An attacker with administrative privileges can manipulate this request path to point the server at internal network resources, cloud metadata endpoints, or attacker-controlled infrastructure.
Because the server-side component blindly retrieves and processes the response, this opens the door to loading and executing arbitrary code effectively turning a security scanning feature into a remote code execution vector.
The vector string CVSS:3.1/AV:N/AC:L/PR:H/UI:N/S:C/C:H/I:H/A:H reveals the mechanics clearly:
- Attack Vector: Network (AV:N), meaning exploitation doesn’t require local access
- Attack Complexity: Low (AC:L), no special conditions needed
- Privileges Required: High (PR:H), the key mitigating factor
- User Interaction: None (UI:N), no victim clicks required
- Scope: Changed (S:C), impact extends beyond the vulnerable component
- Impact: High across confidentiality, integrity, and availability (C:H/I:H/A:H)

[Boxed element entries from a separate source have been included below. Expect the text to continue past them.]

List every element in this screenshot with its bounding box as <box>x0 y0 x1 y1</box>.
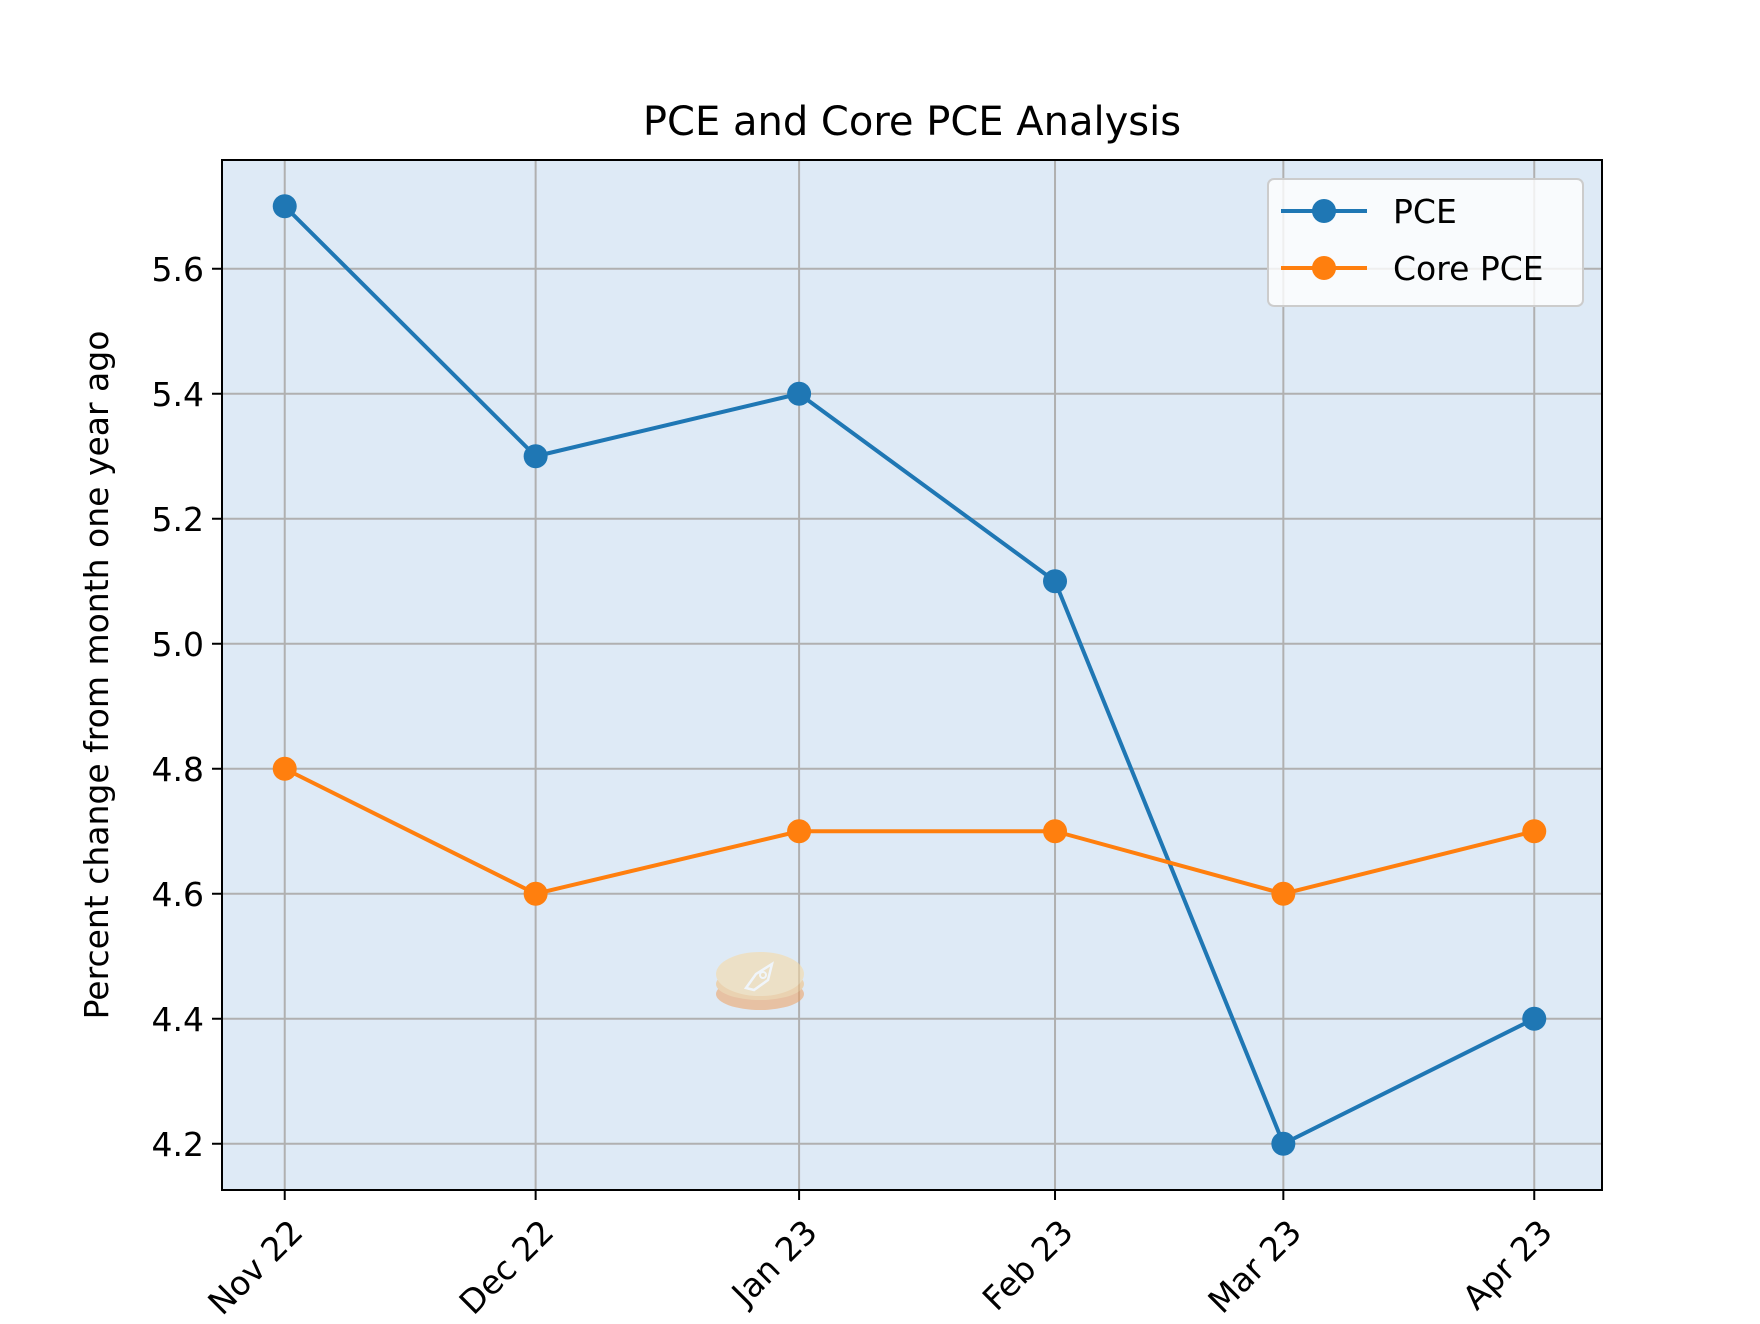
x-tick-label: Dec 22 <box>451 1212 561 1320</box>
y-tick-label: 5.4 <box>152 375 204 414</box>
data-point-pce <box>1522 1006 1547 1031</box>
data-point-pce <box>1271 1131 1296 1156</box>
legend-pce-label: PCE <box>1393 192 1457 231</box>
y-tick-label: 4.2 <box>152 1125 204 1164</box>
y-tick-label: 5.2 <box>152 500 204 539</box>
data-point-pce <box>523 444 548 469</box>
data-point-pce <box>272 194 297 219</box>
legend-core-pce-label: Core PCE <box>1393 249 1544 288</box>
chart-title: PCE and Core PCE Analysis <box>643 99 1181 145</box>
x-tick-label: Jan 23 <box>723 1212 825 1314</box>
y-tick-label: 4.4 <box>152 1000 204 1039</box>
y-tick-label: 5.0 <box>152 625 204 664</box>
series-layer <box>272 194 1547 1156</box>
series-line-pce <box>283 204 1536 1146</box>
y-tick-label: 5.6 <box>152 250 204 289</box>
x-axis-ticks: Nov 22 Dec 22 Jan 23 Feb 23 Mar 23 Apr 23 <box>200 1190 1560 1322</box>
series-pce <box>272 194 1547 1156</box>
x-tick-label: Nov 22 <box>200 1212 310 1320</box>
data-point-core-pce <box>1271 881 1296 906</box>
series-core-pce <box>272 756 1547 906</box>
y-tick-label: 4.6 <box>152 875 204 914</box>
data-point-core-pce <box>1522 819 1547 844</box>
x-tick-label: Feb 23 <box>975 1212 1081 1318</box>
data-point-pce <box>787 381 812 406</box>
data-point-core-pce <box>1043 819 1068 844</box>
y-axis-label: Percent change from month one year ago <box>77 331 116 1020</box>
data-point-core-pce <box>787 819 812 844</box>
y-axis-ticks: 4.2 4.4 4.6 4.8 5.0 5.2 5.4 5.6 <box>152 250 222 1164</box>
legend-pce-marker <box>1312 199 1336 223</box>
axes-frame <box>221 159 1603 1191</box>
data-point-core-pce <box>523 881 548 906</box>
rocket-coin-icon <box>716 952 804 1010</box>
legend-core-pce-marker <box>1312 256 1336 280</box>
x-tick-label: Apr 23 <box>1455 1212 1560 1317</box>
legend: PCE Core PCE <box>1267 178 1584 307</box>
series-line-core-pce <box>283 766 1535 896</box>
plot-area <box>222 160 1602 1190</box>
data-point-pce <box>1043 569 1068 594</box>
x-tick-label: Mar 23 <box>1200 1212 1309 1320</box>
data-point-core-pce <box>272 756 297 781</box>
y-tick-label: 4.8 <box>152 750 204 789</box>
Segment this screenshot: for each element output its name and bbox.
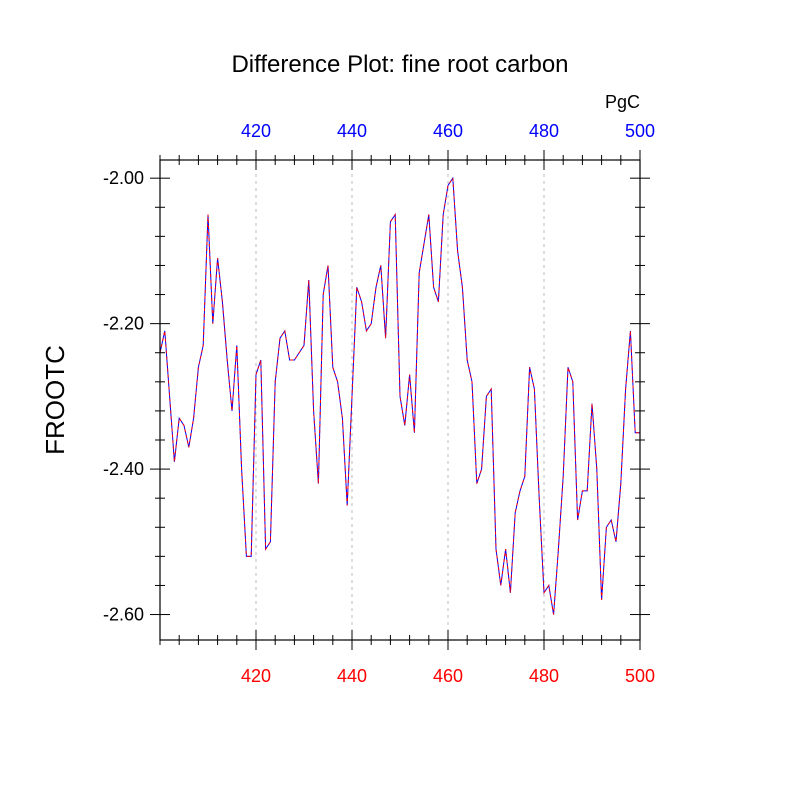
series-line-solid (159, 176, 640, 615)
x-tick-label-top: 480 (529, 121, 559, 141)
x-tick-label-bottom: 480 (529, 666, 559, 686)
chart-title: Difference Plot: fine root carbon (231, 51, 568, 78)
x-tick-label-bottom: 460 (433, 666, 463, 686)
grid-lines (255, 160, 545, 640)
y-tick-label: -2.00 (103, 168, 144, 188)
data-series (159, 176, 640, 615)
x-tick-label-top: 500 (625, 121, 655, 141)
y-tick-label: -2.20 (103, 314, 144, 334)
plot-frame (150, 150, 650, 650)
x-tick-label-top: 420 (241, 121, 271, 141)
x-tick-label-bottom: 420 (241, 666, 271, 686)
x-tick-label-bottom: 500 (625, 666, 655, 686)
tick-labels: 420 440 460 480 500 420 440 460 480 500 -2.00 -2.20… (103, 121, 655, 686)
x-tick-label-top: 460 (433, 121, 463, 141)
y-axis-label: FROOTC (40, 345, 70, 455)
plot-border (159, 159, 641, 641)
series-line-dashed (159, 176, 640, 615)
units-label: PgC (605, 92, 640, 112)
x-tick-label-bottom: 440 (337, 666, 367, 686)
x-tick-label-top: 440 (337, 121, 367, 141)
y-tick-label: -2.60 (103, 605, 144, 625)
y-tick-label: -2.40 (103, 459, 144, 479)
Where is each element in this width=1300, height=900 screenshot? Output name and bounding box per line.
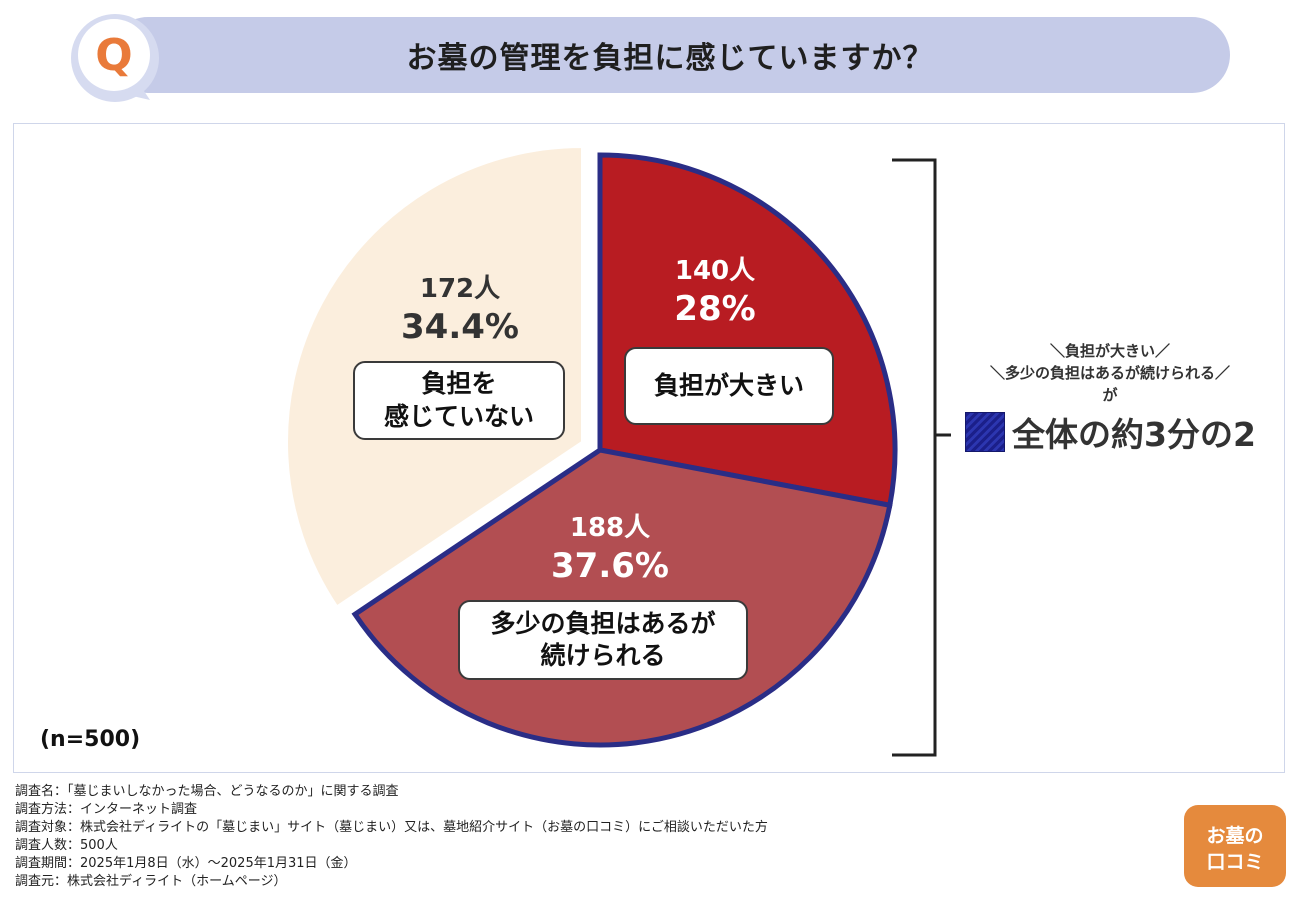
survey-line: 調査名：「墓じまいしなかった場合、どうなるのか」に関する調査 [15,784,399,799]
pie-slice-heavy [597,152,898,509]
summary-note-1: ＼負担が大きい／ [1049,342,1170,360]
slice-count-moderate: 188人 [569,513,651,543]
page-title: お墓の管理を負担に感じていますか？ [406,41,934,76]
slice-percent-heavy: 28% [674,289,756,329]
slice-percent-moderate: 37.6% [551,546,669,586]
survey-info: 調査名：「墓じまいしなかった場合、どうなるのか」に関する調査 調査方法：インター… [15,783,768,891]
summary-swatch [965,412,1005,452]
survey-line: 調査対象：株式会社ディライトの「墓じまい」サイト（墓じまい）又は、墓地紹介サイト… [15,820,768,835]
q-badge-letter: Q [95,30,132,81]
header-bar [110,17,1230,93]
survey-line: 調査方法：インターネット調査 [15,802,198,817]
brand-logo: お墓の 口コミ [1184,805,1286,887]
survey-line: 調査人数：500人 [15,838,118,853]
summary-note-3: が [1102,386,1118,404]
summary-note-2: ＼多少の負担はあるが続けられる／ [989,364,1230,382]
logo-line-2: 口コミ [1206,851,1264,873]
slice-label-heavy: 負担が大きい [624,347,834,425]
slice-label-none: 負担を 感じていない [353,361,565,440]
sample-size-label: (n=500) [40,727,141,752]
slice-count-none: 172人 [419,274,501,304]
slice-label-moderate: 多少の負担はあるが 続けられる [458,600,748,680]
summary-main: 全体の約3分の2 [1012,415,1256,454]
summary-bracket [892,158,951,757]
survey-line: 調査元：株式会社ディライト（ホームページ） [15,874,287,889]
logo-line-1: お墓の [1206,825,1264,847]
q-badge-icon: Q [71,14,159,102]
slice-count-heavy: 140人 [674,256,756,286]
slice-percent-none: 34.4% [401,307,519,347]
survey-line: 調査期間：2025年1月8日（水）～2025年1月31日（金） [15,856,357,871]
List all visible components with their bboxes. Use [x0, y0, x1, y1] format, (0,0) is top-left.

That “Scope: Changed” designation is significant it confirms the SSRF can pivot beyond the Anti-Virus app itself into the broader ownCloud environment or connected internal systems.
Affected Versions and Patch Details
Organizations running the following configurations are at risk:
- Anti-Virus for ownCloud app versions prior to 1.2.3
- ownCloud 10 core versions prior to 10.15.3
ownCloud has resolved the issue in both components. Administrators should:
- Upgrade the Anti-Virus app to version 1.2.3 or later
- Upgrade ownCloud 10 core to version 10.15.3 or later
Applying both patches is recommended, since either the app-level fix or the core platform update alone may not fully close the attack surface depending on deployment architecture.
Security teams often deprioritize vulnerabilities that require administrative access, reasoning that a compromised admin account already represents game over.
But this logic overlooks scenarios such as insider threats, compromised admin credentials via phishing, or privilege-escalation chains in which a lower-tier flaw grants attackers just enough access to weaponize this SSRF as a second-stage payload.
Given ownCloud’s widespread use in enterprise file-sharing and its Anti-Virus integration in security-conscious deployments, unpatched instances remain attractive targets, particularly for attackers chaining this SSRF with credential-stuffing or session-hijacking techniques to first obtain admin-level access.
Organizations should treat this as a mandatory patch-cycle item, verify the current Anti-Virus app and core versions immediately, and audit administrative account security as a complementary defense layer.